Subject: Re: consistency in terminology
From: "Jeff Hanvey" <jewahe -at- yahoo -dot- com>
To: "Sella Rush" <sellar -at- mail -dot- apptechsys -dot- com>, "TECHWR-L" <techwr-l -at- lists -dot- raycomm -dot- com>
Date: Mon, 15 May 2000 22:14:17 -0500

Yes, this kind of detailed work is obsessive. But it is a good kind of

Yes, monotony gets boring. But when you're creating a reference resource
that users will use to look up specific topics as they need them (as opposed
to a novel that will be read from front cover to back cover), that monotony
will not be apparant. After that time, however, the user has certain
expectations that must be met. If you change the terms, s/he may believe
that you changed the operation, and get frustrated trying to figure out what
you mean.

The bottom line is that users don't want to wade through the language to get
to the meaning.

For example, I am currently editing a Preventive Maintenance manual.
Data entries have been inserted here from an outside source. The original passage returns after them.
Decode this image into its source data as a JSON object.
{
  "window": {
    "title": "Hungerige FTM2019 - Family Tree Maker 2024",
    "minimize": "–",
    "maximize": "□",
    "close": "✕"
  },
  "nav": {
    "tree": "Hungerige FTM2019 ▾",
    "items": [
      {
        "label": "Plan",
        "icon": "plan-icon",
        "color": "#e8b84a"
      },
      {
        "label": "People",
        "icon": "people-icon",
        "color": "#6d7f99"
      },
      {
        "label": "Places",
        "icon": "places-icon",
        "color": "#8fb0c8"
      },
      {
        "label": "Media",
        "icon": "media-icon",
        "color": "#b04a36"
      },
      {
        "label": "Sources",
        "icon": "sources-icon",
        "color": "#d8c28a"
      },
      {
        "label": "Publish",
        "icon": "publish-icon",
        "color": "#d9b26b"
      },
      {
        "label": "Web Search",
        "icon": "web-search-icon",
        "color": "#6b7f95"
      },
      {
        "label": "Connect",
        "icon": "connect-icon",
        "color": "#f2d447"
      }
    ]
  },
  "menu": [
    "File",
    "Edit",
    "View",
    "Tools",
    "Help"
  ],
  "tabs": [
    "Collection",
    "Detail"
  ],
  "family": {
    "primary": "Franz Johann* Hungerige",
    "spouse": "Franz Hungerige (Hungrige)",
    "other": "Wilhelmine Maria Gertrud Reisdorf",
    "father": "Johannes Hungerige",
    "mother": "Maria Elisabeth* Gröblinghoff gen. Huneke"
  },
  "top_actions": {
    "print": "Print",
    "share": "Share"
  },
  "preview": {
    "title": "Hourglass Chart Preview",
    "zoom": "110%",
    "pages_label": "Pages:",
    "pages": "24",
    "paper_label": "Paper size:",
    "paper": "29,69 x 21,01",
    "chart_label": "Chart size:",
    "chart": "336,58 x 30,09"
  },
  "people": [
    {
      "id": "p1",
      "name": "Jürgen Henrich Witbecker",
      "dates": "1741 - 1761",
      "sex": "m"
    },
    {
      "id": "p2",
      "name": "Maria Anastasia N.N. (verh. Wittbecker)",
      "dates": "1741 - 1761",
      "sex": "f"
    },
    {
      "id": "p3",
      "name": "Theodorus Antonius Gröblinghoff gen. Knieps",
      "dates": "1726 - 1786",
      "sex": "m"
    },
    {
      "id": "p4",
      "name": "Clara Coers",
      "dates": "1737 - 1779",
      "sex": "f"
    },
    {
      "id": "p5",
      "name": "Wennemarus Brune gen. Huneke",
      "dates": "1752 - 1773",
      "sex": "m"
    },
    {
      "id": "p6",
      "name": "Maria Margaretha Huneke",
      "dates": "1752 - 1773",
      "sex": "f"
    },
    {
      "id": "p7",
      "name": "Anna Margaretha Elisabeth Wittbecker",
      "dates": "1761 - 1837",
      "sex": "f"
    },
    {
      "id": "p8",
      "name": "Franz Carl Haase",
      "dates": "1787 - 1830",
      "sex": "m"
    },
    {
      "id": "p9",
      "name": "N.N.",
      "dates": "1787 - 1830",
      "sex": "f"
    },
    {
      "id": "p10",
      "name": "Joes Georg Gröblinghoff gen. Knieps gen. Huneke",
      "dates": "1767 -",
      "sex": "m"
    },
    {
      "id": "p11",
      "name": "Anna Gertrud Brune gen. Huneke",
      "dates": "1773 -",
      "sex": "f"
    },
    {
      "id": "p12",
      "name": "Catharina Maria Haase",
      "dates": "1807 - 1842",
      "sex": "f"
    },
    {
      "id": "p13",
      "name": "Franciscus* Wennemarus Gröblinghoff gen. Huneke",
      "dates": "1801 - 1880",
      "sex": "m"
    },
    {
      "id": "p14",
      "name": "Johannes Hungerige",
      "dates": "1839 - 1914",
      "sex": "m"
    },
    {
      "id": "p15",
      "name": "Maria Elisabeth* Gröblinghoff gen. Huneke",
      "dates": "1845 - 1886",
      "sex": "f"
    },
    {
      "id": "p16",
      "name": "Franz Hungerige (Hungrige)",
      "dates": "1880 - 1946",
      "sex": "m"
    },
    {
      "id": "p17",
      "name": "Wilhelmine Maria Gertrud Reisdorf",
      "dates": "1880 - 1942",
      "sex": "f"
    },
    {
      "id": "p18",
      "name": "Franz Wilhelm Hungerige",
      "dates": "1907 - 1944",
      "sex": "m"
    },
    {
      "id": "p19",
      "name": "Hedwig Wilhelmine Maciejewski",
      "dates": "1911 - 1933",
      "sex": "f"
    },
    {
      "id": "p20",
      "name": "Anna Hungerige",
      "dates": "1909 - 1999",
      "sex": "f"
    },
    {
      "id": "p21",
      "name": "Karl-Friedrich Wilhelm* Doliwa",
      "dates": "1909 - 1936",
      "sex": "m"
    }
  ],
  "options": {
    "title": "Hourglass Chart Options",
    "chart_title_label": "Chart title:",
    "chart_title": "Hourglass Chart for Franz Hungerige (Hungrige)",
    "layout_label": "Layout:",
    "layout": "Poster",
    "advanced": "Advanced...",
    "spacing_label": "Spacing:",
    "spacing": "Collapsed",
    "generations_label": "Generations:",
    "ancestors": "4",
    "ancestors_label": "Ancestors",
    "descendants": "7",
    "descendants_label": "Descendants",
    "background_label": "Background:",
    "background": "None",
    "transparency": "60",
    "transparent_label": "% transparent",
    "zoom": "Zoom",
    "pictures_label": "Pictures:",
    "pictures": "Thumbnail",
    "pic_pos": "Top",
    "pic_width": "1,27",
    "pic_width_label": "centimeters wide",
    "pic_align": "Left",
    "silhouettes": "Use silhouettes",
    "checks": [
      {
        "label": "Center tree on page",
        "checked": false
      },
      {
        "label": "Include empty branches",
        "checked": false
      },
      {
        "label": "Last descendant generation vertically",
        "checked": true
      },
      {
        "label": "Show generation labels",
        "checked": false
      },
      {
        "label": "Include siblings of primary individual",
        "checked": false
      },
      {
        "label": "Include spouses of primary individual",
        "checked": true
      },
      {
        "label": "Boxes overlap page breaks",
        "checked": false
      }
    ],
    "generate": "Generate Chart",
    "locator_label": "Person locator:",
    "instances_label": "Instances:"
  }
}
The
writer before me used "check", "inspect", "verify", and "observe" a lot.
While these are perfectly good words, she did not use them consistently (or
in some cases, correctly - I am still trying to figure out how one can
"observe for abnormal noises"). Part of my rewrites will be to put all of
these commands into easier, more direct language (i.e., listen for abnormal
noises - and I hope to get even more specific, perhaps describing the
general type of noise this machine makes when the part has gone bad). I am
also changing commands so that they read exactly the same way.

I don't rate consistency in terminology as a make-or-break item in a manual,
but I do think it is as important as spelling the words right. However,
unlike spelling, if some passages stray, I let them.